自治体における契約代金の支払いは、契約書等により支払時期を明らかにされていない場合には、相手方が請求した日から15日以内とされているが(「政府契約の支払遅延防止等に関する法律(昭和24年法律第256号。以下「法」という。)」第14条において準用する法第10条)、この期間について殊更気にする職員も見かけるところである。法の関係規定は、次のとおりである。
(政府契約の必要的内容事項)
第4条 政府契約の当事者は、前条の趣旨に従い、その契約の締結に際しては、給付の内容、対価の額、給付の完了の時期その他必要な事項のほか、次に掲げる事項を書面(電磁的記録(電子的方式、磁気的方式その他人の知覚によつては認識することができない方式で作られる記録であつて、電子計算機による情報処理の用に供されるものをいう。以下この条において同じ。)(財務省令で定めるものに限る。)を含む。第10条において同じ。)により明らかにしなければならない。ただし、他の法令により契約書(その作成に代えて電磁的記録の作成がされている場合における当該電磁的記録を含む。)の作成を省略することができるものについては、この限りでない。
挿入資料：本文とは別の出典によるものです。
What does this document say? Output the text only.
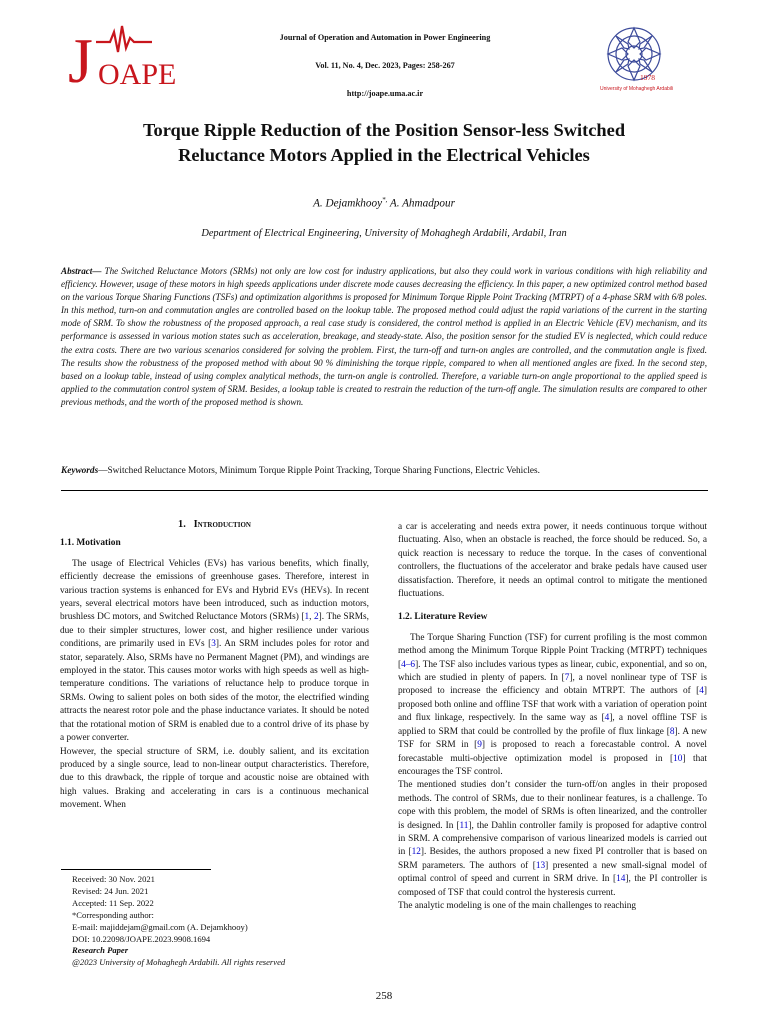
J OAPE
Journal of Operation and Automation in Power Engineering
Vol. 11, No. 4, Dec. 2023, Pages: 258-267
http://joape.uma.ac.ir
1978
University of Mohaghegh Ardabili
Torque Ripple Reduction of the Position Sensor-less Switched
Reluctance Motors Applied in the Electrical Vehicles
A. Dejamkhooy*, A. Ahmadpour
Department of Electrical Engineering, University of Mohaghegh Ardabili, Ardabil, Iran
Abstract— The Switched Reluctance Motors (SRMs) not only are low cost for industry applications, but also they could work in various conditions with high reliability and efficiency. However, usage of these motors in high speeds applications under discrete mode causes decreasing the efficiency. In this paper, a new optimized control method based on the various Torque Sharing Functions (TSFs) and optimization algorithms is proposed for Minimum Torque Ripple Point Tracking (MTRPT) of a 4-phase SRM with 6/8 poles. In this method, turn-on and commutation angles are controlled based on the lookup table. The proposed method could adjust the rapid variations of the current in the starting mode of SRM. To show the robustness of the proposed approach, a real case study is considered, the control method is applied in an Electric Vehicle (EV) mechanism, and its performance is assessed in various motion states such as acceleration, breakage, and steady-state. Also, the position sensor for the studied EV is neglected, which could reduce the extra costs. There are two various scenarios considered for solving the problem. First, the turn-off and turn-on angles are controlled, and the commutation angle is fixed. The results show the robustness of the proposed method with about 90 % diminishing the torque ripple, compared to when all mentioned angles are fixed. In the second step, based on a lookup table, instead of using complex analytical methods, the turn-on angle is controlled. Therefore, a variable turn-on angle proportional to the applied speed is applied to the commutation control system of SRM. Besides, a lookup table is created to restrain the reduction of the turn-off angle. The simulation results are compared to other previous methods, and the worth of the proposed method is shown.
Keywords—Switched Reluctance Motors, Minimum Torque Ripple Point Tracking, Torque Sharing Functions, Electric Vehicles.
1. Introduction
1.1. Motivation

The usage of Electrical Vehicles (EVs) has various benefits, which finally, efficiently decrease the emissions of greenhouse gases. Therefore, interest in various traction systems is enhanced for EVs and Hybrid EVs (HEVs). In recent years, several electrical motors have been introduced, such as induction motors, brushless DC motors, and Switched Reluctance Motors (SRMs) [1, 2]. The SRMs, due to their simpler structures, lower cost, and higher resilience under various conditions, are primarily used in EVs [3]. An SRM includes poles for rotor and stator, separately. Also, SRMs have no Permanent Magnet (PM), and windings are employed in the stator. This causes motor works with high speeds as well as high-temperature conditions. The variations of reluctance help to produce torque in SRMs. Owing to salient poles on both sides of the motor, the electrified winding attracts the nearest rotor pole and the phase inductance variates. It should be noted that the rotational motion of SRM is enabled due to a control drive of its phase by a power converter.

However, the special structure of SRM, i.e. doubly salient, and its excitation produced by a single source, lead to non-linear output characteristics. Therefore, due to this drawback, the ripple of torque and acoustic noise are obtained with high values. Braking and accelerating in cars is a continuous mechanical movement. When

a car is accelerating and needs extra power, it needs continuous torque without fluctuating. Also, when an obstacle is reached, the force should be reduced. So, a quick reaction is necessary to reduce the torque. In the cases of conventional controllers, the fluctuations of the accelerator and brake pedals have caused user dissatisfaction. Therefore, it needs an optimal control to mitigate the mentioned fluctuations.

1.2. Literature Review

The Torque Sharing Function (TSF) for current profiling is the most common method among the Minimum Torque Ripple Point Tracking (MTRPT) techniques [4–6]. The TSF also includes various types as linear, cubic, exponential, and so on, which are studied in plenty of papers. In [7], a novel nonlinear type of TSF is proposed to increase the efficiency and obtain MTRPT. The authors of [4] proposed both online and offline TSF that work with a variation of operation point and flux linkage, respectively. In the same way as [4], a novel offline TSF is applied to SRM that could be controlled by the profile of flux linkage [8]. A new TSF for SRM in [9] is proposed to reach a forecastable control. A novel forecastable multi-objective optimization model is proposed in [10] that encourages the TSF control.

The mentioned studies don’t consider the turn-off/on angles in their proposed methods. The control of SRMs, due to their nonlinear features, is a challenge. To cope with this problem, the model of SRMs is often linearized, and the controller is designed. In [11], the Dahlin controller family is proposed for adaptive control in SRM. A comprehensive comparison of various linearized models is carried out in [12]. Besides, the authors proposed a new fixed PI controller that is based on SRM parameters. The authors of [13] presented a new small-signal model of optimal control of speed and current in SRM drive. In [14], the PI controller is composed of TSF that could control the hysteresis current.

The analytic modeling is one of the main challenges to reaching

Received: 30 Nov. 2021
Revised: 24 Jun. 2021
Accepted: 11 Sep. 2022
*Corresponding author:
E-mail: majiddejam@gmail.com (A. Dejamkhooy)
DOI: 10.22098/JOAPE.2023.9908.1694
Research Paper
@2023 University of Mohaghegh Ardabili. All rights reserved
258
(1) 契約の目的たる給付の完了の確認又は検査の時期
(2) 対価の支払の時期
(3) 各当事者の履行の遅滞その他債務の不履行の場合における遅延利息、違約金その他の損害金
(4) 契約に関する紛争の解決方法
(定をしなかつた場合)
第10条 政府契約の当事者が第4条ただし書の規定により、同条第1号から第3号までに掲げる事項を書面により明らかにしないときは、同条第1号の時期は、相手方が給付を終了し国がその旨の通知を受けた日から10日以内の日、同条第2号の時期は、相手方が支払請求をした日から15日以内の日と定めたものとみなし、同条第3号中国が支払時期までに対価を支払わない場合の遅延利息の額は、第八条の計算の例に準じ同条第1項の財務大臣の決定する率をもつて計算した金額と定めたものとみなす。政府契約の当事者が第四条ただし書の場合を除き同条第1号から第3号までに掲げる事項を書面により明らかにしないときも同様とする。
(この法律の準用)
第14条 この法律(第12条及び前条第2項を除く。)の規定は、地方公共団体のなす契約に準用する。
この15日以内という期間を計算する際に請求した日を含むのか(初日算入)について、民法上の原則では初日不算入と考えるべきところ(民法第140条本文)、実務では初日算入とする取扱いが一般的のようである。これは、昭和25年4月17日付けで大蔵省理財局長が各省(庁)官房会計課長宛に発出した「政府契約の支払遅延防止等に関する法律の運用方針(理国第140号)」第5の一に、給付完了の確認又は検査の時期についてであるが、次のように期間計算は初日算入とすることとされているのではないかと思われる。
「通知を受けた日」とは、通知が国の支配圏内に到達した日であり、所定の執務時間内である限り1日として算入される。民法の規定によれば、期間の計算については、法令、裁判上の命令又は法律行為に別段の定めのある場合の外、その期間が午前零時より始まる場合を除いては、暦法的計算により初日を算入しないのであるが、この法律の規定においては、この条項(第5条)における場合と、他の条項における場合(第8条における「支払時期到来の日の翌日」又は第11条における「その期限の翌日」)とにおいて、その用法を区分しておるので、法令に別段の定のある場合として、通知を受けた日は、計算上1日に算入されるものである。
しかし、現在の立法技術を承知している者であれば、初日算入とする場合の「……から起算して」という文言がないので、普通に初日不算入と考えるだろう。
仮に、立法当時はそうした立法技術が一般的でなかったとしても、そもそも法の第8条や第11条に定める期間については、民法第140条ただし書の規定により初日算入と考えるべき場合であり、その翌日からとしたいために結果として表記を変えただけのことであって、法第10条の期間は、原則どおり初日不算入と解するのが普通の読み方のような気がする。
ただし、期限内に支払いができない場合であっても、その額が100円以上になる場合に遅延利息を支払わなければいけないだけのことであるから(法第8条)、1日にこだわってみてもそれほど意味があることとは思えないので、あえて実務における取扱いを変える必要もないのだろう。
もちろん、法第10条の規定は、疑義を生じないようにきちんと書き直すことが適当ではある。さらに、履行がなされた後の手続は、給付完了の確認又は検査→代金の請求→支払いという順序でなされることを想定しているが(法第6条第1項参照)、消耗品の購入の場合等は、相手方は納品の際に請求書を持参することも普通にあるだろう。そうしたことも含め、本法は、規定を整備することが必要な法律であるとは言える。